Morris is replacing its IBM Unix servers with a mixture of HP/Compaq Proliant servers and Dell servers to be managed by HP OpenView. A new storage infrastructure based on HP's Storageworks XP 128 platform will replace a configuration of JBOD servers, Stout said. Morris is using HP Services to host 7 terabytes of data between two facilities in Atlanta that are 15 miles apart and connected by an OC-96 Sonet ring. HP and BearingPoint, are partnering to deploy the OpenView solution.
The merger with Compaq actually helped HP increase its share inside Morris. While Stout says the company was an HP customer, it had little or no Compaq gear. But as a result of his relationship with HP, he decided to give the Proliant line a try. "I probably would have just stayed with Dell," he says.
HP is now the leading vendor in terms of revenue in the server market, accounting for 30 percent of sales in the first quarter of this year, according to IDC. Still, market share is cyclical, IDC's Bozman notes. "Market share goes up and down but it doesn't change overnight," she says.

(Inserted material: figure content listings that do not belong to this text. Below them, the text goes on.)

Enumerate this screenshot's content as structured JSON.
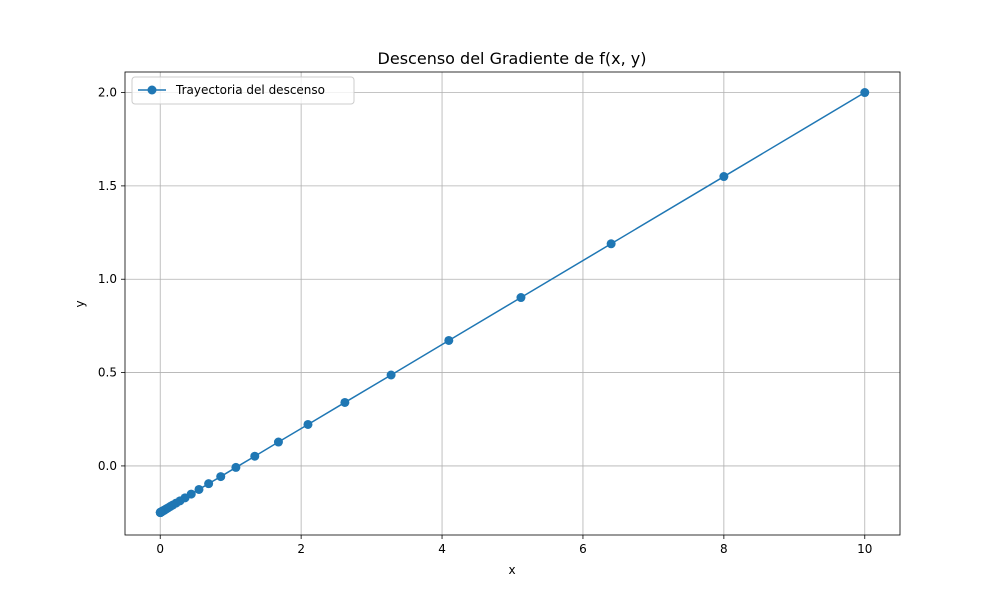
{
  "chart_data": {
    "type": "line",
    "title": "Descenso del Gradiente de f(x, y)",
    "xlabel": "x",
    "ylabel": "y",
    "xlim": [
      -0.5,
      10.5
    ],
    "ylim": [
      -0.37,
      2.11
    ],
    "xticks": [
      0,
      2,
      4,
      6,
      8,
      10
    ],
    "xtick_labels": [
      "0",
      "2",
      "4",
      "6",
      "8",
      "10"
    ],
    "yticks": [
      0.0,
      0.5,
      1.0,
      1.5,
      2.0
    ],
    "ytick_labels": [
      "0.0",
      "0.5",
      "1.0",
      "1.5",
      "2.0"
    ],
    "grid": true,
    "legend_position": "top-left",
    "colors": {
      "series": "#1f77b4",
      "grid": "#b0b0b0"
    },
    "series": [
      {
        "name": "Trayectoria del descenso",
        "marker": "circle",
        "x": [
          10.0,
          8.0,
          6.4,
          5.12,
          4.096,
          3.277,
          2.621,
          2.097,
          1.678,
          1.342,
          1.074,
          0.859,
          0.687,
          0.55,
          0.44,
          0.352,
          0.281,
          0.225,
          0.18,
          0.144,
          0.115,
          0.092,
          0.074,
          0.059,
          0.047,
          0.038,
          0.03,
          0.024,
          0.019,
          0.015,
          0.012,
          0.01,
          0.008,
          0.006,
          0.005,
          0.004,
          0.003,
          0.002,
          0.002,
          0.001,
          0.001
        ],
        "y": [
          2.0,
          1.55,
          1.19,
          0.902,
          0.672,
          0.487,
          0.34,
          0.222,
          0.128,
          0.052,
          -0.008,
          -0.057,
          -0.095,
          -0.126,
          -0.151,
          -0.171,
          -0.187,
          -0.199,
          -0.209,
          -0.217,
          -0.224,
          -0.229,
          -0.233,
          -0.237,
          -0.239,
          -0.241,
          -0.243,
          -0.244,
          -0.245,
          -0.246,
          -0.247,
          -0.247,
          -0.248,
          -0.248,
          -0.249,
          -0.249,
          -0.249,
          -0.249,
          -0.249,
          -0.25,
          -0.25
        ]
      }
    ]
  }
}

For its part, IBM is snagging its share of deals from HP as well. Aptly timed for HP World last week, IBM said it had several such wins, including Lego, furniture retailer W.S. Badcock and Web-hosting company Interland, among others. John Lally, Interland's director of product management, says the decision to switch out some HP servers to IBM was less of an indictment of HP than it was that IBM put forward a better deal. "HP was certainly very close but in the end it came down to economics," Lally says.
Then there are some who have sworn off HP altogether, such as Gainesville College in Gainesville, Ga. The company purchased about 30 low-end ink-jet printers, many of which didn't work properly back in February, and after six months of trying to get HP to replace them, it has started purchasing Epson printers. "I used to swear by HP products but lately their tech support is way south and their products have gone way south," says Brandon Haag, assistant director of information technology. Haag says he's still trying to get HP to make good on the problem units.